After the first Whisper passthrough, now you have to sift through the entire .srt file and quality check it.
STEP 2 - QUALITY CHECK
It's usually pretty bad. Even when you use a Voice Activity Detector (VAD) with Whisper on JAVs, it'll still create subtitles for moaning, screaming, and other miscellaneous noises. These are no good.
However, as I mentioned in the previous post, the goal of the first Whisper passthrough is to get an overall idea of the title. Is there actually a story? Does the actress just walk up to another actor and start their business? Is there an interview? A montage? This first passthrough will answer all of these questions.
STEP 3 - ISOLATE AUDIO TO WHISPER
Then, I open the .srt file with SubtitleEdit, an open-source application that lets you edit subtitles alongside with a video preview and audio waveform. It also has Whisper directly implemented into the application, so you can apply Whisper to a particular segment of audio.
This is the bulk of the work. About 90% of The Process is isolating the audio in SubtitleEdit and using Whisper to transcribe them.
STEP 4 - ONLINE TRANSLATION TOOLS
That's right. I don't use Whisper to translate at this point. Instead, after Whisper has transcribed the audio into Japanese text, I paste the text into Papago, DeepL, and Google Translate. Why use three different ones? All of them have strengths and weaknesses.
PAPAGO
PROS
- Romaji pronunciation at a glance.
- Can generally understand the meaning from just Hiragana.
- Transliterates names (If you give it the kanji "Akane", it'll literally translate it as "deep red" instead of recognizing it as the name "Akane.").
- Does not understand dirty talk or slang.
DEEPL
PROS
- Translation tool based on large language models (similar to other AI tools).
- Understands dirty talk and explicit terms.
- No romaji pronunciation at a glance.
- Transliterates names.
GOOGLE TRANSLATE
- Romaji pronunciation at a glance.
- Offers suggestions when provided with only Hiragana.

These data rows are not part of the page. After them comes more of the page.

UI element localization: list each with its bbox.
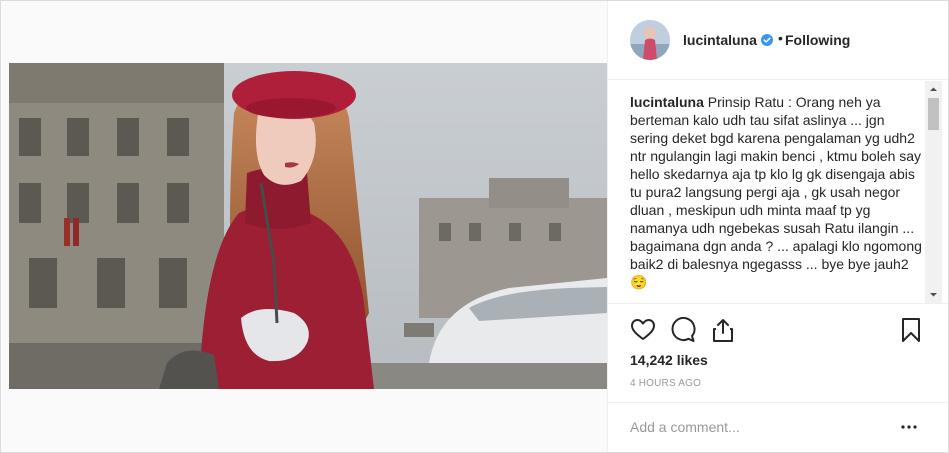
bookmark-icon[interactable] xyxy=(898,317,924,343)
comment-bubble-icon[interactable] xyxy=(670,317,696,343)
caption-username[interactable]: lucintaluna xyxy=(630,94,704,110)
instagram-post: lucintaluna • Following lucintaluna Prin… xyxy=(0,0,949,453)
scroll-up-arrow-icon[interactable] xyxy=(925,81,942,98)
scroll-down-arrow-icon[interactable] xyxy=(925,286,942,303)
avatar[interactable] xyxy=(630,20,670,60)
post-username[interactable]: lucintaluna xyxy=(683,32,757,48)
post-sidebar: lucintaluna • Following lucintaluna Prin… xyxy=(608,1,948,452)
comment-section xyxy=(608,402,948,452)
post-media xyxy=(1,1,608,452)
post-timestamp[interactable]: 4 HOURS AGO xyxy=(630,378,701,389)
action-bar xyxy=(608,303,948,343)
comment-input[interactable] xyxy=(630,418,890,436)
caption-text: Prinsip Ratu : Orang neh ya berteman kal… xyxy=(630,94,922,290)
heart-icon[interactable] xyxy=(630,317,656,343)
more-options-icon[interactable] xyxy=(900,418,918,436)
caption: lucintaluna Prinsip Ratu : Orang neh ya … xyxy=(630,93,926,303)
following-button[interactable]: Following xyxy=(785,32,850,48)
post-photo[interactable] xyxy=(9,63,607,389)
likes-count[interactable]: 14,242 likes xyxy=(630,352,708,368)
post-header: lucintaluna • Following xyxy=(608,1,948,80)
verified-badge-icon xyxy=(761,34,773,46)
avatar-image xyxy=(630,20,670,60)
separator-dot: • xyxy=(778,30,783,46)
caption-scrollbar[interactable] xyxy=(925,81,942,303)
share-icon[interactable] xyxy=(710,317,736,343)
scrollbar-thumb[interactable] xyxy=(928,98,939,130)
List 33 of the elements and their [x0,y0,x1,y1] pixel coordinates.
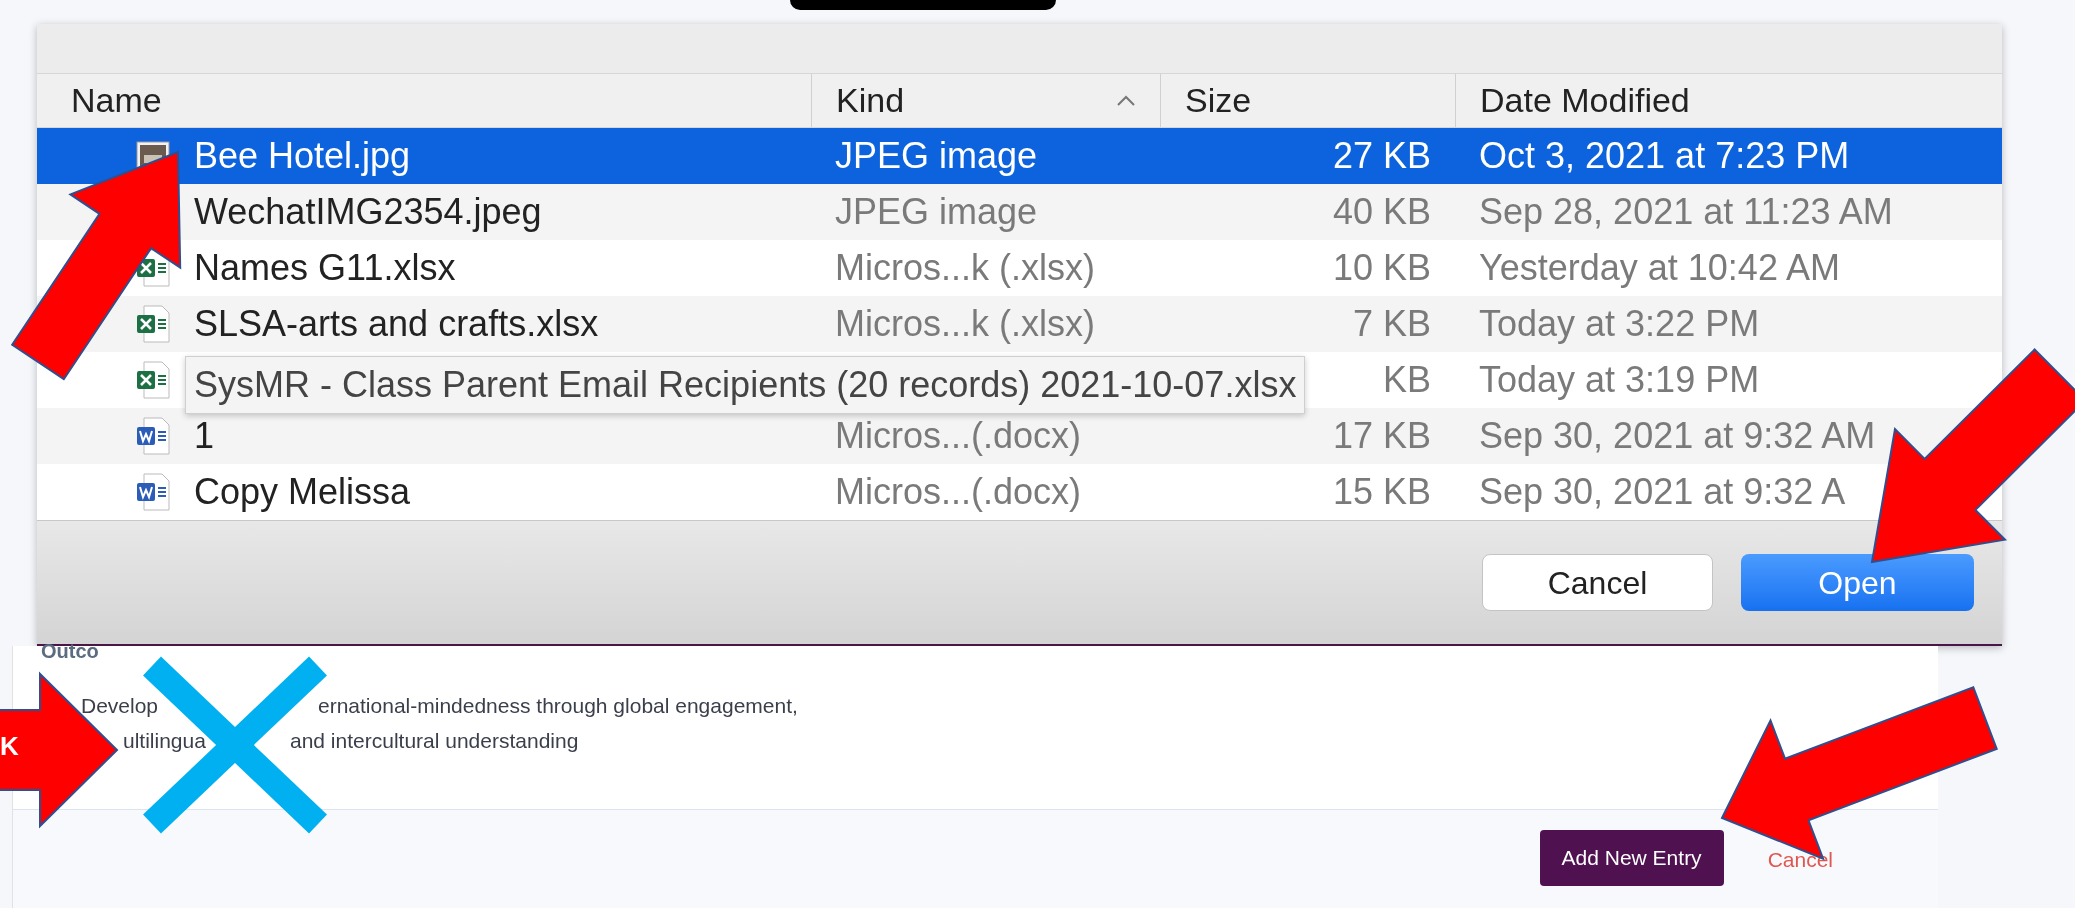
file-name: Names G11.xlsx [194,246,456,290]
file-kind: Micros...k (.xlsx) [835,247,1095,288]
file-name: WechatIMG2354.jpeg [194,190,542,234]
file-kind: Micros...k (.xlsx) [835,303,1095,344]
file-size: 10 KB [1332,247,1431,288]
file-kind: Micros...(.docx) [835,471,1082,512]
file-date: Sep 28, 2021 at 11:23 AM [1479,191,1893,232]
file-date: Today at 3:22 PM [1479,303,1760,344]
file-name: Copy Melissa [194,470,411,514]
file-kind: Micros...(.docx) [835,415,1082,456]
arrow-label: K [0,733,19,759]
outcome-text: and intercultural understanding [290,728,579,754]
file-name: Bee Hotel.jpg [194,134,411,178]
file-name: SLSA-arts and crafts.xlsx [194,302,599,346]
file-date: Oct 3, 2021 at 7:23 PM [1479,135,1850,176]
file-name: 1 [194,414,215,458]
file-date: Today at 3:19 PM [1479,359,1760,400]
file-size: KB [1382,359,1431,400]
section-label: Outco [41,639,100,664]
outcome-text: Develop [81,694,159,717]
file-size: 40 KB [1332,191,1431,232]
file-kind: JPEG image [835,135,1038,176]
outcome-text: ultilingua [123,729,206,752]
file-date: Sep 30, 2021 at 9:32 AM [1479,415,1876,456]
file-size: 7 KB [1352,303,1431,344]
file-size: 15 KB [1332,471,1431,512]
file-size: 17 KB [1332,415,1431,456]
file-kind: JPEG image [835,191,1038,232]
outcome-text: ernational-mindedness through global engagement, [318,693,798,719]
file-date: Yesterday at 10:42 AM [1479,247,1840,288]
tooltip: SysMR - Class Parent Email Recipients (20 records) 2021-10-07.xlsx [185,356,1306,414]
file-date: Sep 30, 2021 at 9:32 A [1479,471,1846,512]
file-size: 27 KB [1332,135,1431,176]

- Dictionary and thesaurus with selected text.
- Has a "Jinmeiyo" dictionary (meaning it will recognize "Akane" as "Akane" and not "deep red.").
- Can translate websites.
- Sometimes understands dirty talk and slang.
As you can see, it's better to cross-reference all three translation tools to determine what exactly the segmented audio is trying to say. Sometimes one site says it better and sometimes another will say it differently.
Then, once you understand what the audio is trying to say, it's time to localize the text.
STEP 5 - LOCALIZE
This is what separates my work from the other English subtitles out there.
While most people are pretty happy with stilted, unnatural English for their subtitles (as long as they get the point across), adding another round of quality check makes a HUGE difference.
You are watching porn. You can read the line "it feels good" so many times until it starts to really bother you and you lose interest. However, if you can match the idea and context of the video with your subtitles, it'll make it much more engaging and entertaining.
Instead of saying "it's because you're so pretty", which would be a 100% accurate translation, I would translate it as "it's because you're so fucking hot", which would be 60% accurate, but 100% more erotic.
My philosophy is SEXY over ACCURACY.
Again, you are watching porn. Accuracy of translation is the least of your concern if it doesn't turn you on. It needs to be erotic, spicy, and engaging.
Of course, you need to match the level of eroticism appropriately according to the context of the scene. If the scene involves two lovers, you would probably tone down the dirty talk into something more romantic and wholesome. However, if the scene is more visceral and about raw action, you would increase the amount of explicit language and dirty talk.
And honestly, I think it makes the viewing experience much more enjoyable if you have subtitles that match the level of action on the screen. That's why I translate and localize them in this fashion. I will never go back to unnatural and uninspiring dialogue.
That's it for The Process! I do this for every title I personally work on and for every request. It's quite a lengthy process, but in my opinion, the effort is always worth it.